我正在尝试在 Tensorflow 中训练模型并收到错误:
Attribute Error: 'method' object has no attribute '_from_serialized'
这是我复制并看到工作的代码。
看来和我的tensorflow版本和python版本的兼容性有关系。我可以运行其他模型,但当我尝试跟踪自定义指标时似乎会发生此错误。
Tensorflow-GPU 和 python 的最新兼容版本是什么,可以在跟踪自定义指标的同时运行模型?
我检查了 Tensorflow 提供的表格,这些版本应该是兼容的。
我当前的Tensorflow版本是2.10.0 Python版本是3.9.6。
是否还有其他原因可能导致此错误。我创建了多个具有不同版本的环境,但仍然收到此错误。
import os
import pickle
from tensorflow.keras import Model
from tensorflow.keras.layers import Input, Conv2D, ReLU, BatchNormalization, \
Flatten, Dense, Reshape, Conv2DTranspose, Activation, Lambda
from tensorflow.keras import backend as K
from tensorflow.keras.optimizers import Adam
from tensorflow.keras.losses import MeanSquaredError
import numpy as np
import tensorflow as tf
class VAE:
"""
VAE represents a Deep Convolutional variational autoencoder architecture
with mirrored encoder and decoder components.
"""
def __init__(self,
input_shape,
conv_filters,
conv_kernels,
conv_strides,
latent_space_dim):
self.input_shape = input_shape # [28, 28, 1]
self.conv_filters = conv_filters # [2, 4, 8]
self.conv_kernels = conv_kernels # [3, 5, 3]
self.conv_strides = conv_strides # [1, 2, 2]
self.latent_space_dim = latent_space_dim # 2
self.reconstruction_loss_weight = 1000
self.encoder = None
self.decoder = None
self.model = None
self._num_conv_layers = len(conv_filters)
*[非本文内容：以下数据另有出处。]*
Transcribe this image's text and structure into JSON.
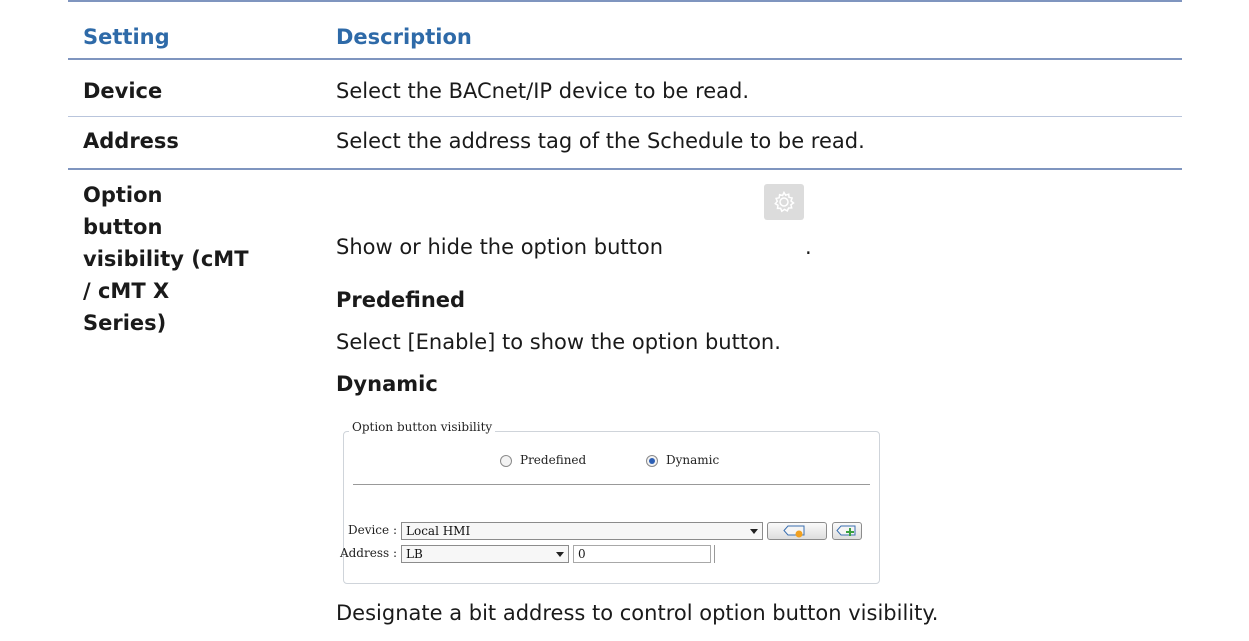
{
  "table": {
    "header": {
      "setting": "Setting",
      "description": "Description"
    },
    "rows": [
      {
        "setting": "Device",
        "description": "Select the BACnet/IP device to be read."
      },
      {
        "setting": "Address",
        "description": "Select the address tag of the Schedule to be read."
      },
      {
        "setting_lines": [
          "Option",
          "button",
          "visibility (cMT",
          "/ cMT X",
          "Series)"
        ],
        "intro": "Show or hide the option button",
        "intro_end": ".",
        "option_icon": "gear-icon",
        "predefined_title": "Predefined",
        "predefined_text": "Select [Enable] to show the option button.",
        "dynamic_title": "Dynamic",
        "dynamic_text": "Designate a bit address to control option button visibility."
      }
    ]
  },
  "dialog": {
    "group_title": "Option button visibility",
    "radio_predefined": "Predefined",
    "radio_dynamic": "Dynamic",
    "selected": "Dynamic",
    "device_label": "Device :",
    "device_value": "Local HMI",
    "address_label": "Address :",
    "address_type": "LB",
    "address_value": "0"
  },
  "colors": {
    "header": "#2e6aa8",
    "rule": "#7f95bf",
    "radio_selected": "#2c5fb4"
  }
}
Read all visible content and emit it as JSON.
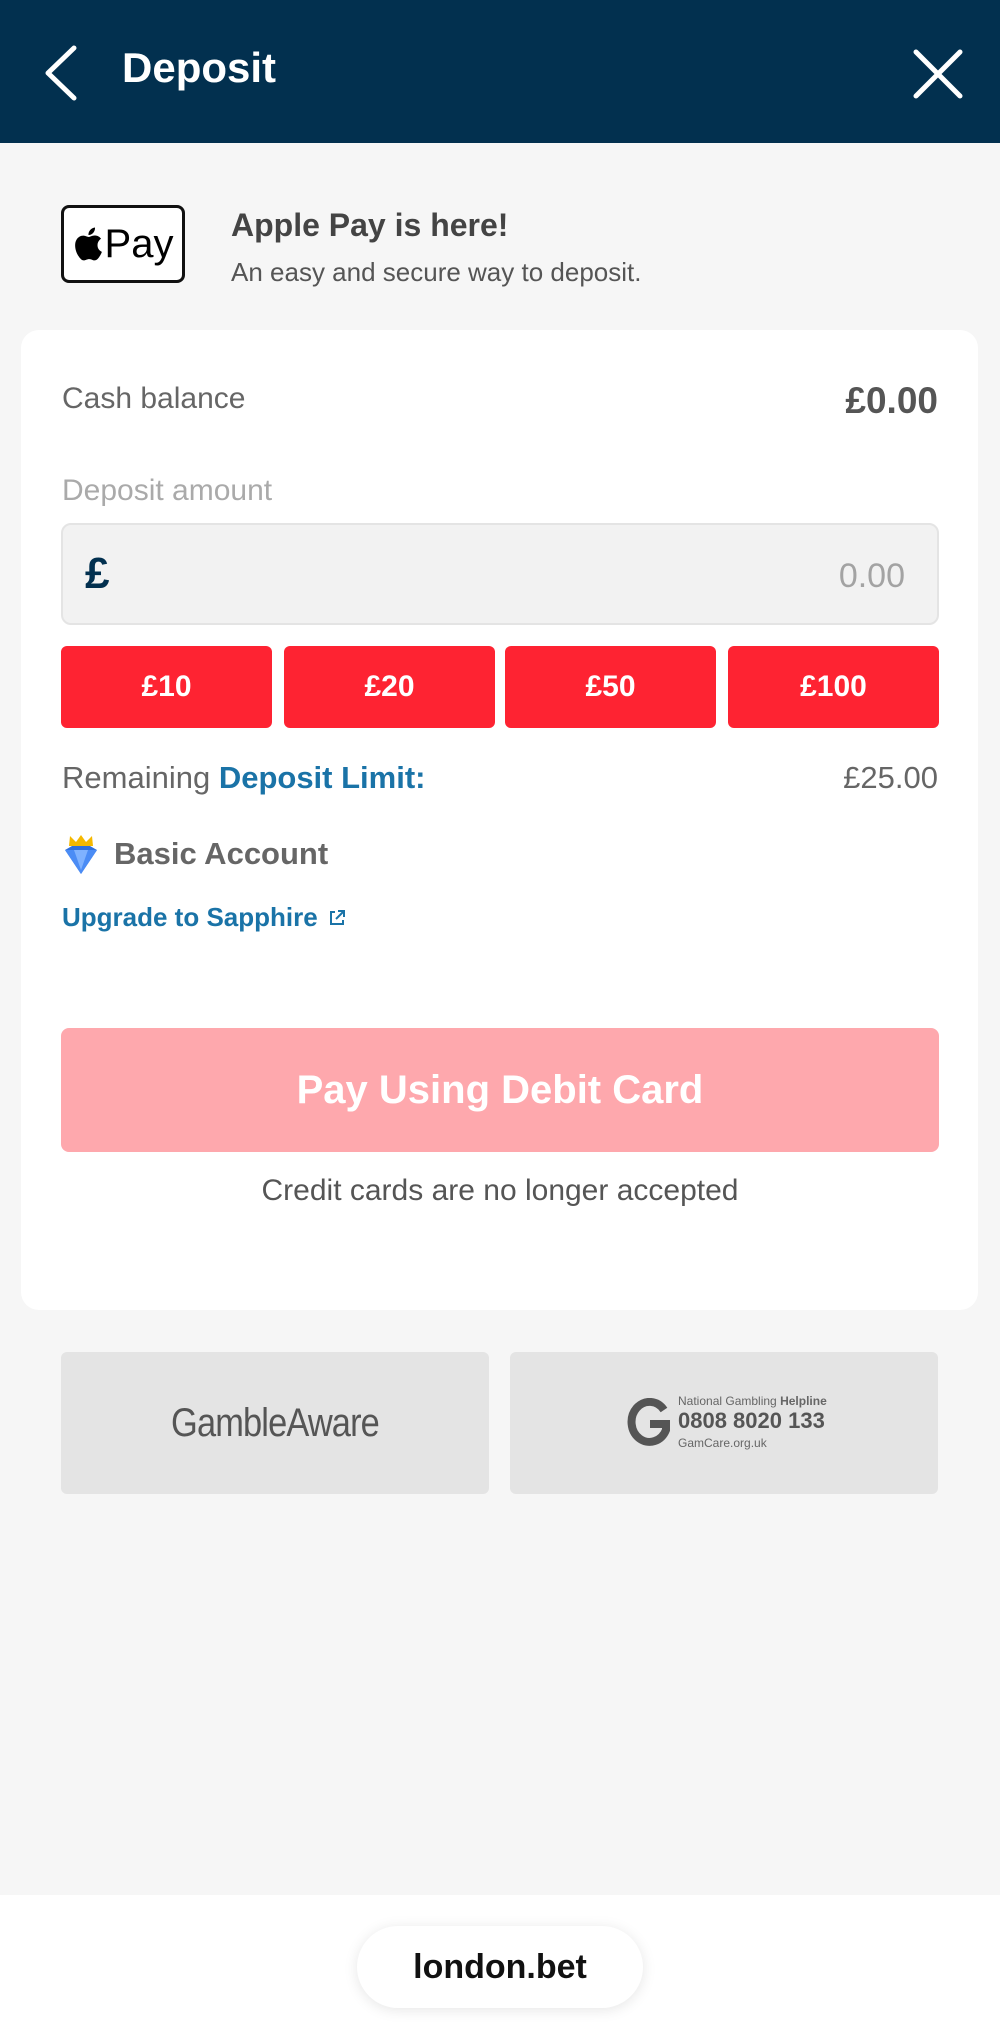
{
  "header": {
    "title": "Deposit",
    "back_icon": "chevron-left-icon",
    "close_icon": "close-icon"
  },
  "apple_pay": {
    "logo_text": "Pay",
    "title": "Apple Pay is here!",
    "subtitle": "An easy and secure way to deposit."
  },
  "balance": {
    "label": "Cash balance",
    "value": "£0.00"
  },
  "deposit": {
    "label": "Deposit amount",
    "currency_symbol": "£",
    "placeholder": "0.00",
    "quick_amounts": [
      "£10",
      "£20",
      "£50",
      "£100"
    ]
  },
  "limit": {
    "prefix": "Remaining ",
    "link": "Deposit Limit:",
    "value": "£25.00"
  },
  "account": {
    "tier": "Basic Account",
    "upgrade_link": "Upgrade to Sapphire"
  },
  "pay_button": {
    "label": "Pay Using Debit Card"
  },
  "credit_note": "Credit cards are no longer accepted",
  "responsible": {
    "gambleaware": "GambleAware",
    "gamcare_small": "National Gambling",
    "gamcare_small_bold": "Helpline",
    "gamcare_phone": "0808 8020 133",
    "gamcare_site": "GamCare.org.uk"
  },
  "footer": {
    "brand": "london.bet"
  },
  "colors": {
    "header_bg": "#02304f",
    "accent_red": "#fe2332",
    "pay_disabled": "#fea8ad",
    "link_blue": "#1a73a7"
  }
}
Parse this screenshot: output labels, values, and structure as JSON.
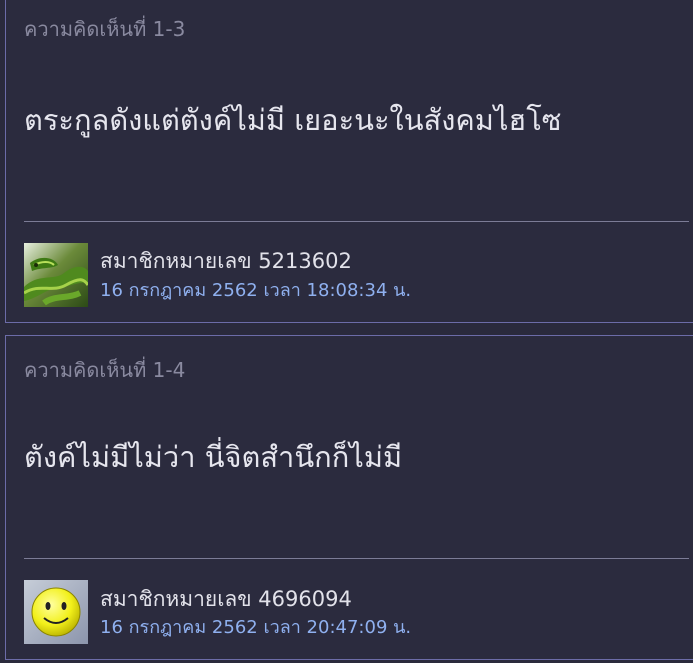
{
  "colors": {
    "background": "#2a2a3c",
    "card_border": "#6c6ca8",
    "header_text": "#8a8aa0",
    "body_text": "#e6e6ee",
    "timestamp_text": "#8fb0ef"
  },
  "comments": [
    {
      "header": "ความคิดเห็นที่ 1-3",
      "body": "ตระกูลดังแต่ตังค์ไม่มี เยอะนะในสังคมไฮโซ",
      "user": "สมาชิกหมายเลข 5213602",
      "timestamp": "16 กรกฎาคม 2562 เวลา 18:08:34 น.",
      "avatar_icon": "green-snake-avatar"
    },
    {
      "header": "ความคิดเห็นที่ 1-4",
      "body": "ตังค์ไม่มีไม่ว่า นี่จิตสำนึกก็ไม่มี",
      "user": "สมาชิกหมายเลข 4696094",
      "timestamp": "16 กรกฎาคม 2562 เวลา 20:47:09 น.",
      "avatar_icon": "smiley-face-avatar"
    }
  ]
}
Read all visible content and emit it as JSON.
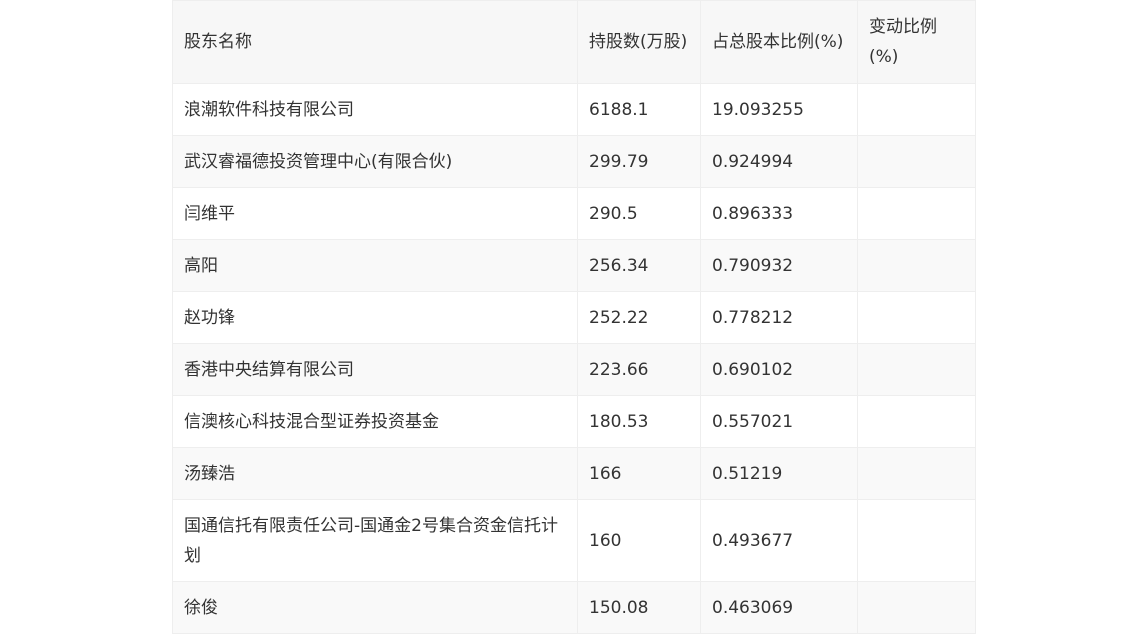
{
  "table": {
    "headers": [
      "股东名称",
      "持股数(万股)",
      "占总股本比例(%)",
      "变动比例(%)"
    ],
    "rows": [
      [
        "浪潮软件科技有限公司",
        "6188.1",
        "19.093255",
        ""
      ],
      [
        "武汉睿福德投资管理中心(有限合伙)",
        "299.79",
        "0.924994",
        ""
      ],
      [
        "闫维平",
        "290.5",
        "0.896333",
        ""
      ],
      [
        "高阳",
        "256.34",
        "0.790932",
        ""
      ],
      [
        "赵功锋",
        "252.22",
        "0.778212",
        ""
      ],
      [
        "香港中央结算有限公司",
        "223.66",
        "0.690102",
        ""
      ],
      [
        "信澳核心科技混合型证券投资基金",
        "180.53",
        "0.557021",
        ""
      ],
      [
        "汤臻浩",
        "166",
        "0.51219",
        ""
      ],
      [
        "国通信托有限责任公司-国通金2号集合资金信托计划",
        "160",
        "0.493677",
        ""
      ],
      [
        "徐俊",
        "150.08",
        "0.463069",
        ""
      ]
    ]
  }
}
self._shape_before_bottleneck = None
self._model_input = None
self._build()
def summary(self):
self.encoder.summary()
self.decoder.summary()
self.model.summary()
def compile(self, learning_rate=0.0001):
optimizer = Adam(learning_rate=learning_rate)
self.model.compile(optimizer=optimizer,
loss=self._calculate_combined_loss,
metrics=[self._calculate_reconstruction_loss,
self._calculate_kl_loss])
def train(self, x_train, batch_size, num_epochs):
self.model.fit(x_train,
x_train,
batch_size=batch_size,
epochs=num_epochs,
shuffle=True)
def save(self, save_folder="."):
self._create_folder_if_it_doesnt_exist(save_folder)
self._save_parameters(save_folder)
self._save_weights(save_folder)
def load_weights(self, weights_path):
self.model.load_weights(weights_path)
def reconstruct(self, images):
latent_representations = self.encoder.predict(images)
reconstructed_images = self.decoder.predict(latent_representations)
return reconstructed_images, latent_representations
@classmethod
def load(cls, save_folder="."):
parameters_path = os.path.join(save_folder, "parameters.pkl")
with open(parameters_path, "rb") as f:
parameters = pickle.load(f)
autoencoder = VAE(*parameters)
weights_path = os.path.join(save_folder, "weights.h5")
autoencoder.load_weights(weights_path)
return autoencoder
def _calculate_combined_loss(self, y_target, y_predicted):
reconstruction_loss = self._calculate_reconstruction_loss(y_target, y_predicted)
kl_loss = self._calculate_kl_loss(y_target, y_predicted)
combined_loss = self.reconstruction_loss_weight * reconstruction_loss\
+ kl_loss
return combined_loss
def _calculate_reconstruction_loss(self, y_target, y_predicted):
error = y_target - y_predicted
reconstruction_loss = K.mean(K.square(error), axis=[1, 2, 3])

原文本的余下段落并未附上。